What the Line Number Does

BrassCoders writes a line_number field for every finding that has one; Claude Code uses this to pull a narrow code window around the flagged location rather than reading the entire file.

Without a line number, a code review starts from the file level: read the file, scan for patterns, form hypotheses about what might be wrong. With a line number, it starts from the exact location: read lines 44-50, check whether line 47 interpolates user input into the SQL string, confirm the vulnerability. The difference is roughly 20 lines of context versus 200.

For large files — a 400-line Flask view or a 600-line data processing module — the line anchor saves the session from getting lost in code that isn’t relevant to the finding. The model reads what matters.

What the Remediation Field Does

BrassCoders writes a remediation field for findings where a fix direction can be stated deterministically; Claude Code reads this field and starts fix generation from the stated pattern rather than deriving the correct approach from first principles.

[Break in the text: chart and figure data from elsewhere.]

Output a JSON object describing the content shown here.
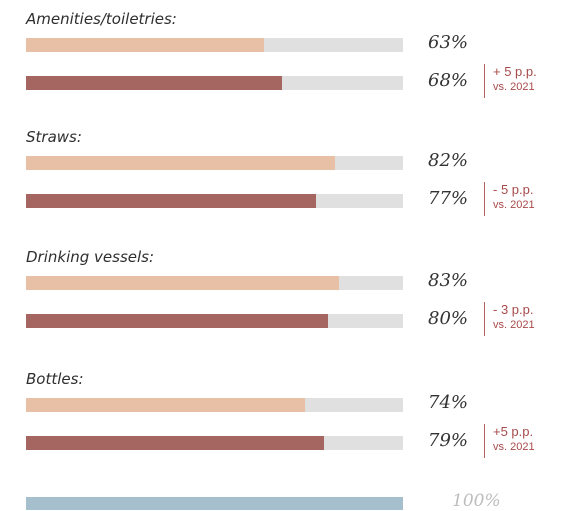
{
  "colors": {
    "series_a": "#e8c0a6",
    "series_b": "#a56560",
    "track": "#e0e0e0",
    "reference": "#a6bfcc",
    "delta_text": "#a84a4a"
  },
  "chart_data": {
    "type": "bar",
    "orientation": "horizontal",
    "categories": [
      "Amenities/toiletries:",
      "Straws:",
      "Drinking vessels:",
      "Bottles:"
    ],
    "series": [
      {
        "values": [
          63,
          82,
          83,
          74
        ],
        "labels": [
          "63%",
          "82%",
          "83%",
          "74%"
        ]
      },
      {
        "values": [
          68,
          77,
          80,
          79
        ],
        "labels": [
          "68%",
          "77%",
          "80%",
          "79%"
        ]
      }
    ],
    "annotations": [
      {
        "line1": "+ 5 p.p.",
        "line2": "vs. 2021"
      },
      {
        "line1": "- 5 p.p.",
        "line2": "vs. 2021"
      },
      {
        "line1": "- 3 p.p.",
        "line2": "vs. 2021"
      },
      {
        "line1": "+5 p.p.",
        "line2": "vs. 2021"
      }
    ],
    "reference": {
      "value": 100,
      "label": "100%"
    },
    "xlim": [
      0,
      100
    ]
  }
}
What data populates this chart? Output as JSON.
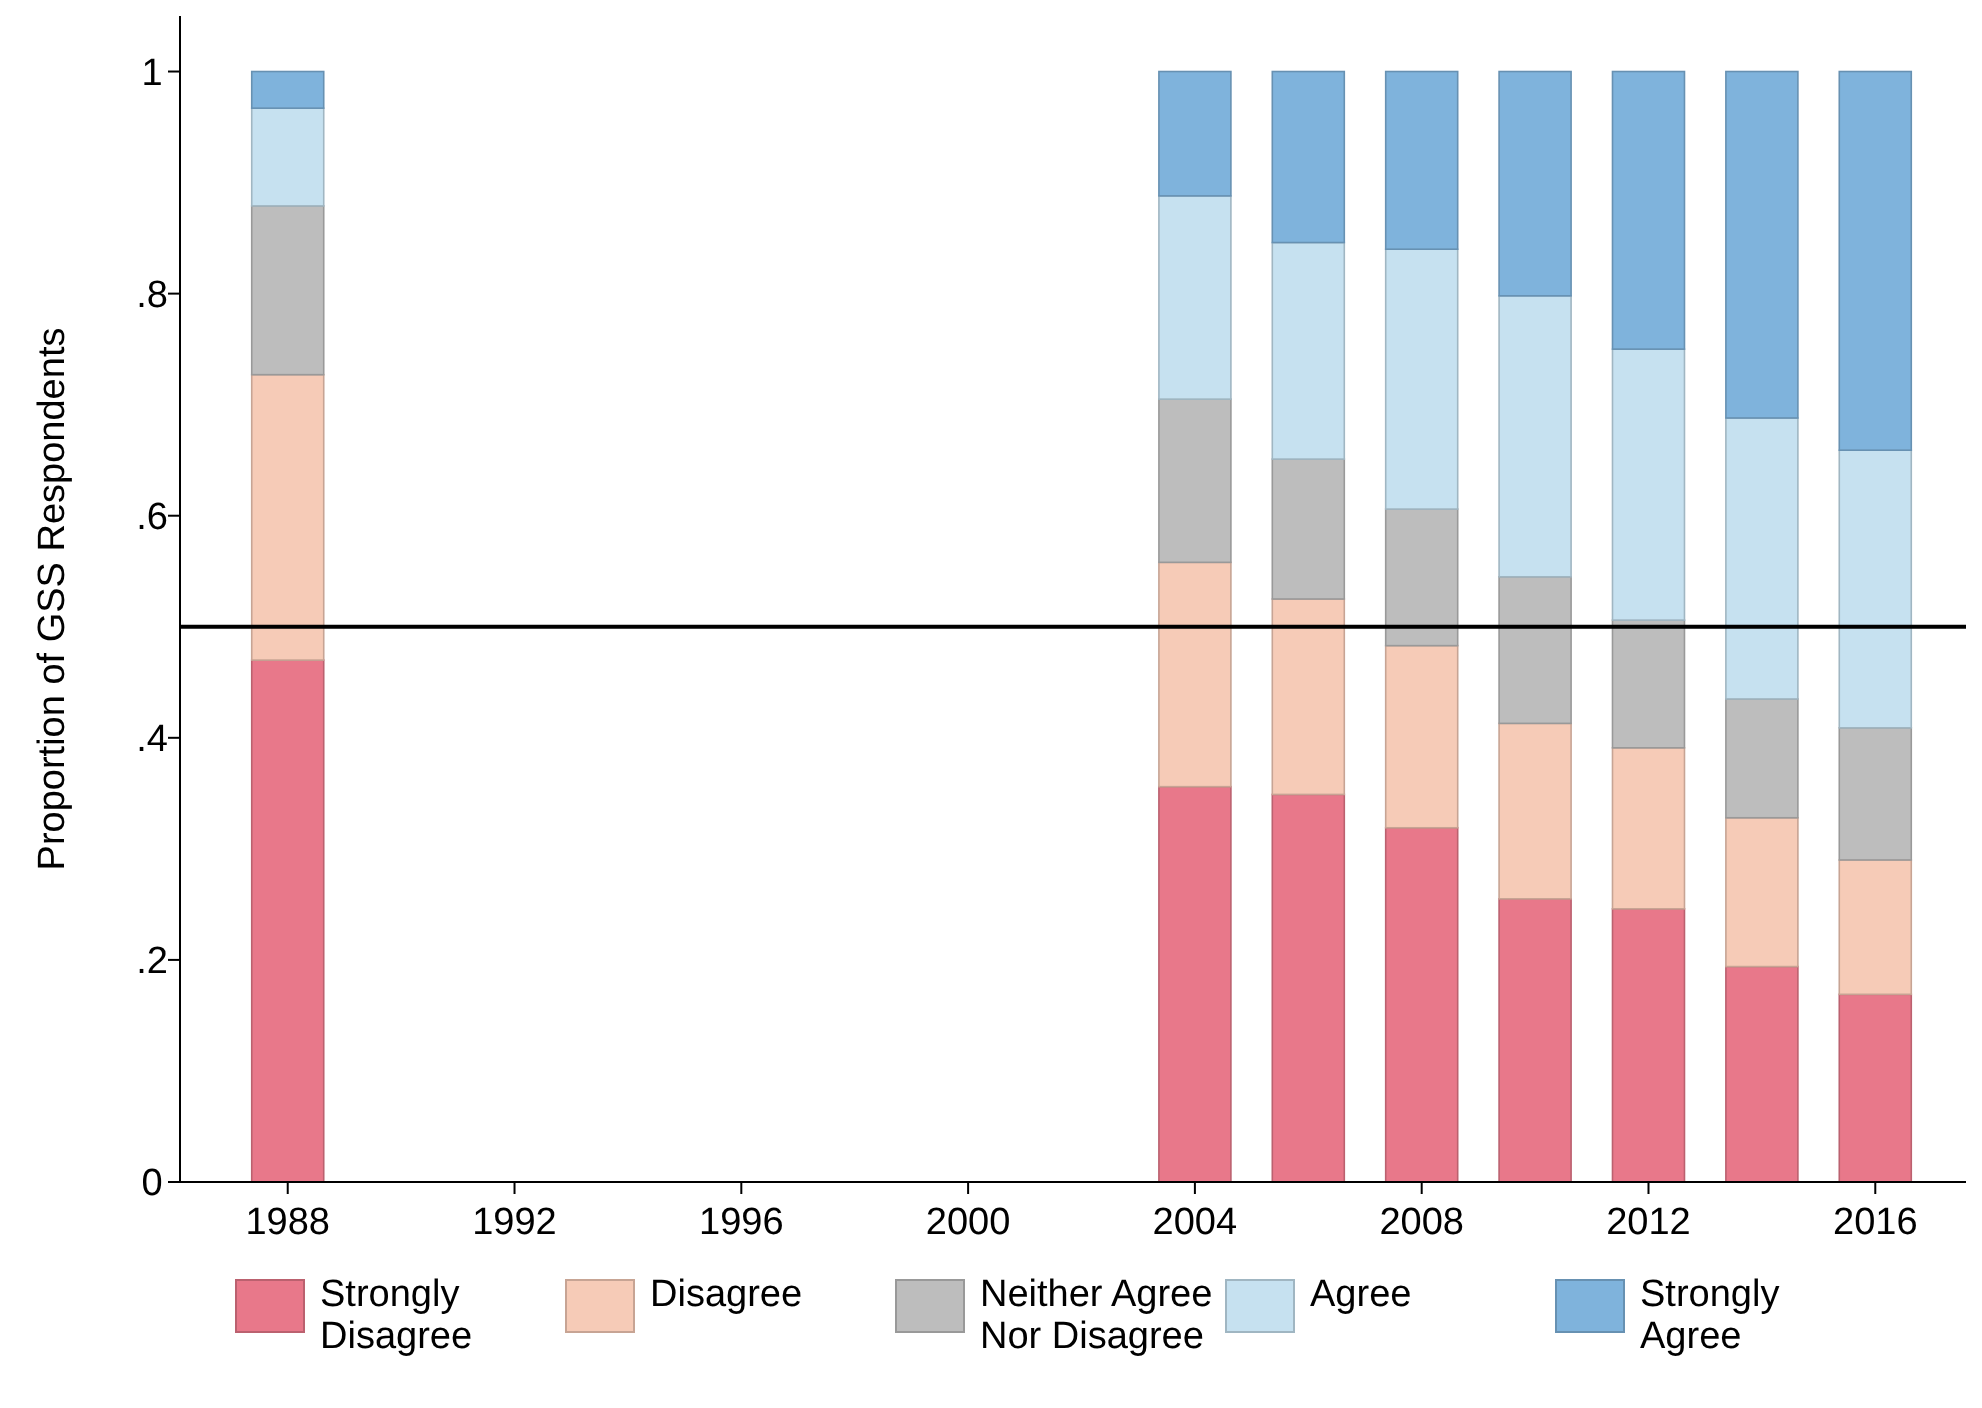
{
  "chart_data": {
    "type": "bar",
    "stacked": true,
    "ylabel": "Proportion of GSS Respondents",
    "x": [
      1988,
      2004,
      2006,
      2008,
      2010,
      2012,
      2014,
      2016
    ],
    "xlim": [
      1986.1,
      2017.6
    ],
    "xticks": [
      1988,
      1992,
      1996,
      2000,
      2004,
      2008,
      2012,
      2016
    ],
    "ylim": [
      0,
      1.05
    ],
    "yticks": [
      {
        "value": 0,
        "label": "0"
      },
      {
        "value": 0.2,
        "label": ".2"
      },
      {
        "value": 0.4,
        "label": ".4"
      },
      {
        "value": 0.6,
        "label": ".6"
      },
      {
        "value": 0.8,
        "label": ".8"
      },
      {
        "value": 1,
        "label": "1"
      }
    ],
    "series": [
      {
        "name": "Strongly\nDisagree",
        "color": "#e8788a",
        "values": [
          0.47,
          0.356,
          0.349,
          0.319,
          0.255,
          0.246,
          0.194,
          0.169
        ]
      },
      {
        "name": "Disagree",
        "color": "#f6cbb7",
        "values": [
          0.257,
          0.202,
          0.176,
          0.164,
          0.158,
          0.145,
          0.134,
          0.121
        ]
      },
      {
        "name": "Neither Agree\nNor Disagree",
        "color": "#bdbdbd",
        "values": [
          0.152,
          0.147,
          0.126,
          0.123,
          0.132,
          0.115,
          0.107,
          0.119
        ]
      },
      {
        "name": "Agree",
        "color": "#c6e1f0",
        "values": [
          0.088,
          0.183,
          0.195,
          0.234,
          0.253,
          0.244,
          0.253,
          0.25
        ]
      },
      {
        "name": "Strongly\nAgree",
        "color": "#7fb3dc",
        "values": [
          0.033,
          0.112,
          0.154,
          0.16,
          0.202,
          0.25,
          0.312,
          0.341
        ]
      }
    ],
    "ref_lines": [
      {
        "axis": "y",
        "value": 0.5,
        "color": "#000000"
      }
    ],
    "legend": "bottom"
  }
}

For SQL injection, the remediation is always “use parameterized queries.” For shell=True subprocess calls, it’s “pass a list instead of a shell string.” For string concatenation in a loop, it’s “collect into a list and use ''.join().” These fix directions are correct for the structural pattern they match. The model reads the remediation, confirms it applies to the specific code, and writes the patch.

The finding where the model still adds value is when the stated remediation is right but the application is complex. A multi-table SQL query that needs parameterization might require restructuring the query, not just replacing %s with a values tuple. The model reads the remediation as a direction, reads the code as the constraint, and generates a fix that satisfies both. The remediation field narrows the solution space; the model handles the specific implementation.

Where Claude Code Adds What BrassCoders Can’t

BrassCoders missed one finding in the published benchmark that Claude Code caught: sum(readings) / len(readings) with no guard for an empty list — a ZeroDivisionError that leaves no structural marker for a rule to match.

This is the class of finding where Claude Code wins regardless of the pre-pass. A bug that requires reasoning about what a function receives in the unhappy path — “what happens when readings is empty?” — can’t be expressed as a deterministic rule. The .brass file doesn’t flag it because no pattern matches it. Claude Code finds it by reading the function and thinking through edge cases.

The pre-pass clears the structural layer; Claude Code covers the reasoning layer. Neither gap requires the other to pretend it doesn’t exist.

pip install brasscoders
brasscoders --offline scan /path/to/your/project

Frequently Asked Questions

Does BrassCoders integrate directly with Claude Code?

BrassCoders writes .brass/ai_instructions.yaml to the scanned project directory; Claude Code reads it automatically as part of the project context. No plugin or API integration is required — the file format is plain YAML, and Claude Code treats it as a local context file.

What does BrassCoders add that Claude Code's built-in review doesn't?

Claude Code's built-in review runs when invoked and samples non-deterministically. BrassCoders runs before Claude Code opens, on every scan, with the same findings every time. The .brass file tells Claude Code which lines to read and in what order — it focuses the model's reasoning without replacing it.

How do I run BrassCoders before opening Claude Code?

Install with pip install brasscoders, then run brasscoders --offline scan /path/to/project. The .brass/ai_instructions.yaml file is written to the project directory. Open Claude Code in the same directory and it picks up the file as project context.

What happens when Claude Code reads a remediation note?

Claude Code reads the remediation field, which describes the fix direction — for example, 'Replace with a parameterized query using ? or %s placeholders with a separate values tuple.' It reads the flagged line, confirms the finding, and generates the fix. The remediation note removes the discovery step; Claude Code starts at implementation.